In my memory, papa never mentioned in my presence his ship’s name or much about his travels. When I asked, he’d change the subject and tell another story. But I did remember when I was twelve, there occurred a period of time when I intensely wanted to be a seaman like Papa. Each night found me obsessed with dreams of mastering a full-sail, majestic vessel, flying the Kings colors. I saw myself in captain’s splendor peering at the high seas through my eyeglass and issuing sharp commands to scrambling seamen on the yardarms. I reveled when they responded, Aye, Captain.
When Mama caught me playing sailor games with Adam, she scolded harshly. “Stop! I forbid you to give Adam such ideas. I demand you stop immediately. You’ll see my whip if I catch you again.”
She made it plain she’d tolerate no part of any of her sons becoming seamen. As I grew older, I was increasingly trapped within Mama’s plans and had long since dismissed the idea of becoming a seaman. To please her, I’d mastered literature and letters, graduated cum laude from the Ermington school, and was on my way to bringing her wishes to fruition teaching at a parish elementary school.
I heard again the Solicitor’s unbelievable pronouncement. William Adam Sherewell . . . the Emperor’s Dictum. I didn’t know what to say. Mama eyes turned bitter, her words exploded.
“William, not in my lifetime will you be a sea captain. You can put that notion right out of your head. Bad enough your Papa left us alone for months at a time, but look what happened to him? He’s dead, gone forever, and the sea took him from us. No, William, never.”

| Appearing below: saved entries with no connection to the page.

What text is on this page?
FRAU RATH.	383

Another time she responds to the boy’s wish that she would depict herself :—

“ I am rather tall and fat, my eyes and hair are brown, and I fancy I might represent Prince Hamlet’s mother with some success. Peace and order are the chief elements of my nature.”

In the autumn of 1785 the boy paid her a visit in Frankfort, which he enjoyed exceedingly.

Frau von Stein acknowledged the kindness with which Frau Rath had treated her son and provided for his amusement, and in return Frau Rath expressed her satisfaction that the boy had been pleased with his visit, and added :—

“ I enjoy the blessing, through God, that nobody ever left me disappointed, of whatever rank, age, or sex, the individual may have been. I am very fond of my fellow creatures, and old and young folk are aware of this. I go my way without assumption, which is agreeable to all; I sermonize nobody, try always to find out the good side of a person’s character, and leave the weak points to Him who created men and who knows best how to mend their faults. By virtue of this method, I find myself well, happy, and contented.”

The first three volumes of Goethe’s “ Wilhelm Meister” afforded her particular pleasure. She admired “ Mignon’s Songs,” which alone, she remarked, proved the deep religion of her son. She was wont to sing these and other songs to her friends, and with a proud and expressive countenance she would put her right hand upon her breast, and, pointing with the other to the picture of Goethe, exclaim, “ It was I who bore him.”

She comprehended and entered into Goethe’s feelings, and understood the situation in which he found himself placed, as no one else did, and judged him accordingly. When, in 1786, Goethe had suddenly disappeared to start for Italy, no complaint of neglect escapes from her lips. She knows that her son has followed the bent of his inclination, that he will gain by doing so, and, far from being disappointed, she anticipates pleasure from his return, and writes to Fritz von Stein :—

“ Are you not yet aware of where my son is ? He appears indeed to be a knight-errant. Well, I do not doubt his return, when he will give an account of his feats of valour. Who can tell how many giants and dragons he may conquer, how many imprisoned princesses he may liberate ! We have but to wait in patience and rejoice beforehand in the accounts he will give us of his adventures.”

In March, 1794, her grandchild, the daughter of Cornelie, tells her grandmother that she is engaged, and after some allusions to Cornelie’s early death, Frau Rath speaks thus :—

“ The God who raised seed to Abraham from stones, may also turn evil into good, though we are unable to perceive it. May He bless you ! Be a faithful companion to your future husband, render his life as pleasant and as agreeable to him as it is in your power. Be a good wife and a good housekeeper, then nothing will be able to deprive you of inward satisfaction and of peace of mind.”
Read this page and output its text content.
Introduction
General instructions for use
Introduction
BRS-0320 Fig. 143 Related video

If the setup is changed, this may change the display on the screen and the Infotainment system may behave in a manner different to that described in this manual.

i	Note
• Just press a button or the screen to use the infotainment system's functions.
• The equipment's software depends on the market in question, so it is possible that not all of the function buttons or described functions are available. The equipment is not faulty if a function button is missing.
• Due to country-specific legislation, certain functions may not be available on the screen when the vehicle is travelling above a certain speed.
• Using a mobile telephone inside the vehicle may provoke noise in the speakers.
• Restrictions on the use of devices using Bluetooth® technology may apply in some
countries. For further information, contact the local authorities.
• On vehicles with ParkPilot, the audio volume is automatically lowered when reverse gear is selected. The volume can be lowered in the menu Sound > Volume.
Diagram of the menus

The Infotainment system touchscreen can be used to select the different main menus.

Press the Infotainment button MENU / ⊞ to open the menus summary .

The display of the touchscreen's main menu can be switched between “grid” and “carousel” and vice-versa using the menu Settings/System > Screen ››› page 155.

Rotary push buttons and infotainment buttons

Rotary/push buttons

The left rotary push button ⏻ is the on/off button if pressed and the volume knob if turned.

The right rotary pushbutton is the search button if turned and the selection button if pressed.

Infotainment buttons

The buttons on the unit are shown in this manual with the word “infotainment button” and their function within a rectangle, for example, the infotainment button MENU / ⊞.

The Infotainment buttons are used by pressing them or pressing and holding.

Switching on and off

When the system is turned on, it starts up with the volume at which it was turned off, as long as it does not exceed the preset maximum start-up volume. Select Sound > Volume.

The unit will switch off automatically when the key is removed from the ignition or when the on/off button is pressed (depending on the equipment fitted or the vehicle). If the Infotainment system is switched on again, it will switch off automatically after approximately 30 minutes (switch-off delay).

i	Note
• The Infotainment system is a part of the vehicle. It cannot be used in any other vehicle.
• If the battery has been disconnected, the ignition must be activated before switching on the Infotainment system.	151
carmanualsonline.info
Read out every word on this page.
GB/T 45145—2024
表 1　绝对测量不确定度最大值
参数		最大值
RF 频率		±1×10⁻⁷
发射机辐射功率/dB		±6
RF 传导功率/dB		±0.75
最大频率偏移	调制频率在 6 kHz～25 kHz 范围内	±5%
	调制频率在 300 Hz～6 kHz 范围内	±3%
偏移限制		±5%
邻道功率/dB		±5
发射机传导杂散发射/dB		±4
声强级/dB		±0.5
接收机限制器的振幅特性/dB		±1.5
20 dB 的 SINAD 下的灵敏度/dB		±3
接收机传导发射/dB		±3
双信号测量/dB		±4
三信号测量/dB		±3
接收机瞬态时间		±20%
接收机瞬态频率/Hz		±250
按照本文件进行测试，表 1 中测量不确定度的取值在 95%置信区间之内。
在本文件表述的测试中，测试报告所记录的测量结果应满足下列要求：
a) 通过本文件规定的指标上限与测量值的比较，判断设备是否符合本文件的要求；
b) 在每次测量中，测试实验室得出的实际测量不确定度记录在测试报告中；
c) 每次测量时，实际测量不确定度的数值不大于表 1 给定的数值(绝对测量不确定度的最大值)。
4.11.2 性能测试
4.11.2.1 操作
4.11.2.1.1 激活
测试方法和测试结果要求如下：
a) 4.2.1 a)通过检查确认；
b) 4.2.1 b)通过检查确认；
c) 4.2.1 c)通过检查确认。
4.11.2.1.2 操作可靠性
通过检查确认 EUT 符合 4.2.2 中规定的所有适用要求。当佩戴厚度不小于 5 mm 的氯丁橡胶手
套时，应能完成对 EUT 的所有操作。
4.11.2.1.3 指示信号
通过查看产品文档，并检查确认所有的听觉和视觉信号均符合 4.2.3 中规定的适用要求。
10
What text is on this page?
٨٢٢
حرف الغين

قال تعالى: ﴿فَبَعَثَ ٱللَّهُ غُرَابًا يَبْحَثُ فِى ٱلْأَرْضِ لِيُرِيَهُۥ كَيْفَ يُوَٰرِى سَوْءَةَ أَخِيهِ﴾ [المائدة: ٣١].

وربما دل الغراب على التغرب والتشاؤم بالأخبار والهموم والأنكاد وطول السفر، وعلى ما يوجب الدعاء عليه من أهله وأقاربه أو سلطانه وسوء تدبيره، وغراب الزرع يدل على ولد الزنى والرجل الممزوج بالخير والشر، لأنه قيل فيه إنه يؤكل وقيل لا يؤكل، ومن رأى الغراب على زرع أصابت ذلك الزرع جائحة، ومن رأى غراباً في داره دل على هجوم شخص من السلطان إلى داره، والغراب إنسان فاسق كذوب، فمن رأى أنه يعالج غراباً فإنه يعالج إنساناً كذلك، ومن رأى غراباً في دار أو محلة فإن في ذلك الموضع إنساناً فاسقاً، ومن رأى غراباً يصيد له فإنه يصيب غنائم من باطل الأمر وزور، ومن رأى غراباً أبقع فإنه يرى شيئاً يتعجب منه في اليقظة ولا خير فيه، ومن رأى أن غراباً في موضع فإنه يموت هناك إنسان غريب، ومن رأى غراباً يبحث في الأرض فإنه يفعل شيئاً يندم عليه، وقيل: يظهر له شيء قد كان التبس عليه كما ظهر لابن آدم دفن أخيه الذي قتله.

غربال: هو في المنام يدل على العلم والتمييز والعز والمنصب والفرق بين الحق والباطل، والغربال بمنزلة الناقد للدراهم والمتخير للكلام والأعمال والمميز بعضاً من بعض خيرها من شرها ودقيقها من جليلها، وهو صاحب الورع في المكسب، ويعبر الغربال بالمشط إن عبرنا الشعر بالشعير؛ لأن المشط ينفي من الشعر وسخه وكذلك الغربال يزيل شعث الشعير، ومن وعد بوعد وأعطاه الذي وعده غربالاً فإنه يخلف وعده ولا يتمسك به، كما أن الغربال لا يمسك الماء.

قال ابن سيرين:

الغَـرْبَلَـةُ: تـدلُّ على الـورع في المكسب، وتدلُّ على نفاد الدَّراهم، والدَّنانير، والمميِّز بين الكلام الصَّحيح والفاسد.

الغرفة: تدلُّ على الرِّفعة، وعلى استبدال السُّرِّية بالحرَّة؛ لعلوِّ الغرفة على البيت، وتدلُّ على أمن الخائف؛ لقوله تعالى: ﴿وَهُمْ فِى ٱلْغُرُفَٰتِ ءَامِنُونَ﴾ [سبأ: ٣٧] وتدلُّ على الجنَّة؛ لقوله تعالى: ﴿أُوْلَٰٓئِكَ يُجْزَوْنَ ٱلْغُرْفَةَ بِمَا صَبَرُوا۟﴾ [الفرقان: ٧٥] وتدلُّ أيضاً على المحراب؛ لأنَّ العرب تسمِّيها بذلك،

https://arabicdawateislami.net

As soon as the Solicitor departed on his way, I retreated to my room. Mama’s demands rubbed me raw. She didn’t ask what I wanted. She didn’t even consider if Papa’s decision had merit. Laying on my bed staring at the ceiling, I tried to wrestle in my mind the new implications a ship would bring. Clearly Papa wanted me to have his ship even though he never taught me seamanship nor given me hope that I might follow in his footsteps.
I pushed my pillow away and sat at the edge of my bed. New thoughts raced through my mind. A ship of my own where I could go wherever I wanted, when I wanted? A wave of freedom flooded me as if Papa knew my future better than I and provided me an escape to a new life. Mama’s orders not withstanding, I reasoned it wouldn’t hurt to at least see the Emperor’s Dictum. I vowed to go to the docks the next morning to find my ship.